Making the least reactive pay: A consumer penalty/reward mechanism for Demand Response programs

Dr Jacopo Torriti, University of Surrey

The orthodox approach for incentivising Demand Response (DR) programs is that utility losses from capital costs, installations and planning DR should be recovered under financial incentive mechanisms such as the Cost Recovery Mechanisms and the Lost Revenue Mechanisms. These mechanims aim to ensure that utilities have the right incentives in place to implement DR activities. The national smart metering roll-out in the UK means that utilities will already recover the capital costs associated with DR technology and recoup them through higher bills or upfront fees. This paper introduces a penalty/reward mechanism focusing on consumers. The utility DR planning costs are still recovered through payments from those consumers who do not react to price signals. In addition, those consumers who react to price signals, hence shifting loads, will be rewarded by paying less for their electricity consumption. Because real-time incentives to residential consumers tend to fail due to the negligible amounts associated with net gains (and losses) for the individual consumer, in the proposed mechanism the regulator determines cumulative benchmarks which are matched against responses to price signals and caps the level of payments/rewards to avoid market distortions.

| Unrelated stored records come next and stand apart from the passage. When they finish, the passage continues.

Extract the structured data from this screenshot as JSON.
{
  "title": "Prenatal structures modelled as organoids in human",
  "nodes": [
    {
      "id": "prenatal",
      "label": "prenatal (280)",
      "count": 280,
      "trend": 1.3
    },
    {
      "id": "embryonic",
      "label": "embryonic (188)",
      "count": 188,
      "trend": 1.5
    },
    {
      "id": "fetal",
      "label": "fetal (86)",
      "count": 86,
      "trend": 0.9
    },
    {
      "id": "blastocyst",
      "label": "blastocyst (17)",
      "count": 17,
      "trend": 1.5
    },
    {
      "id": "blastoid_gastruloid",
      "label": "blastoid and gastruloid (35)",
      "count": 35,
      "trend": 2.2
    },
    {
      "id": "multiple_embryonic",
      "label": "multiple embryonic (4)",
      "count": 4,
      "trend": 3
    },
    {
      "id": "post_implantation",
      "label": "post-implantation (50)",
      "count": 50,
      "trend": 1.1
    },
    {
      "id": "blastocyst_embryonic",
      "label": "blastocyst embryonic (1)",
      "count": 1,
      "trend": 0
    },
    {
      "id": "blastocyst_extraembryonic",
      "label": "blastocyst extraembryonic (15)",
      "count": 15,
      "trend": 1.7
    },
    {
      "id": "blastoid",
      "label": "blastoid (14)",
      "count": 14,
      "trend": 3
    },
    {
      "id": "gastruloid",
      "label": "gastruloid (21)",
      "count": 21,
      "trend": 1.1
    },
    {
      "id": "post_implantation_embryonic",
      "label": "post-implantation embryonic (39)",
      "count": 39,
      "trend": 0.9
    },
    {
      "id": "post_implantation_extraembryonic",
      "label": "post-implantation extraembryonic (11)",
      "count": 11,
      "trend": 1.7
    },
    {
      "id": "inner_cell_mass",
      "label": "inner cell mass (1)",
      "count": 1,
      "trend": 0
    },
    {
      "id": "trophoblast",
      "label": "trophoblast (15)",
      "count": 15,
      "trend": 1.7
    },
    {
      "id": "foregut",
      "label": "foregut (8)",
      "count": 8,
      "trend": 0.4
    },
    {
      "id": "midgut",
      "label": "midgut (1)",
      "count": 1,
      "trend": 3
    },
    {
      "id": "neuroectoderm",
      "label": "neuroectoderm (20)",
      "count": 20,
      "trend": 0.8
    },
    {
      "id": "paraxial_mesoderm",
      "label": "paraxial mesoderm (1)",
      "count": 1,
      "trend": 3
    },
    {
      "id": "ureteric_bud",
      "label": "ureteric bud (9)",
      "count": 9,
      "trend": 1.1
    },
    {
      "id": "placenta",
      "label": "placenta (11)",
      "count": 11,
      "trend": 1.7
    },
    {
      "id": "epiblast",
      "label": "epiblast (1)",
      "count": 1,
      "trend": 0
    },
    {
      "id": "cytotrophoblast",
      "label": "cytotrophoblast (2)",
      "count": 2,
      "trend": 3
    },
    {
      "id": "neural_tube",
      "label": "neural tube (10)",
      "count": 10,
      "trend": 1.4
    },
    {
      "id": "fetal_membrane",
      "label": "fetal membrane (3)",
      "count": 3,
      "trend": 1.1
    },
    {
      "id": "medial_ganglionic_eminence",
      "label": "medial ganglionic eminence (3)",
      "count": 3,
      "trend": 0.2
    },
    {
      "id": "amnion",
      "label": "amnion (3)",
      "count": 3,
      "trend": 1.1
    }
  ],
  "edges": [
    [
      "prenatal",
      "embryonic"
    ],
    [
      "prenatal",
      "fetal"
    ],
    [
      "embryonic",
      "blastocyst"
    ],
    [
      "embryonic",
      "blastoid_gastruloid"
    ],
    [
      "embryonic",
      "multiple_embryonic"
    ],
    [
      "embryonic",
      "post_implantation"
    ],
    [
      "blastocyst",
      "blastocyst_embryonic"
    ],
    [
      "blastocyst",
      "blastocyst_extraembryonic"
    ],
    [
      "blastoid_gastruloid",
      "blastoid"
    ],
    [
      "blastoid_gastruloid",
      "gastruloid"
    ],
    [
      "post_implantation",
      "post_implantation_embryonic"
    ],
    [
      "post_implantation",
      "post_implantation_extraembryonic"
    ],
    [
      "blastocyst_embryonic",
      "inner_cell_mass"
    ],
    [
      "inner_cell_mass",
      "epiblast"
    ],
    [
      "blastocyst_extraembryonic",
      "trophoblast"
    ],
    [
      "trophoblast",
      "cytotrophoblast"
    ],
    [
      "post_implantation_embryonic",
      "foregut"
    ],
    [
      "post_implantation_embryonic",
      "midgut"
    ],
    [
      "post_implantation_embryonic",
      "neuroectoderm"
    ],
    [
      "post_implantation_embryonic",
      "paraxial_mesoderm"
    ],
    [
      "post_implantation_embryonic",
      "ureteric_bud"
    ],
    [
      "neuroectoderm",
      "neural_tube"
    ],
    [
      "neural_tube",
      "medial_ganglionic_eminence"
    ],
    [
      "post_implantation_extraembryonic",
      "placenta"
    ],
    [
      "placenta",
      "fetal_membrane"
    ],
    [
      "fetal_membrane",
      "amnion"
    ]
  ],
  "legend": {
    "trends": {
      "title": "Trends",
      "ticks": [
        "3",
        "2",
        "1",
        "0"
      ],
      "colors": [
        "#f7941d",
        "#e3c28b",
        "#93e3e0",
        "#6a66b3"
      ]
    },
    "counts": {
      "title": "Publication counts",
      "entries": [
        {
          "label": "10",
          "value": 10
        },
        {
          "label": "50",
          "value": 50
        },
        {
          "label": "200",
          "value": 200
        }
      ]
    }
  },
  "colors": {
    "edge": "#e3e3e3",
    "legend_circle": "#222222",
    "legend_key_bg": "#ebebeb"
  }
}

The paper (i) presents an overview of existing financial incentive mechanisms for DR; (ii) introduces the penalty/reward mechanism aimed at fostering DR under the hypothesis of smart metering roll-out; (iii) considers the costs  faced by utilities for DR programs; (iv) assesses linear rate effects and value changes; and (v) introduces compensatory weights for those consumers who have physical or financial impedements.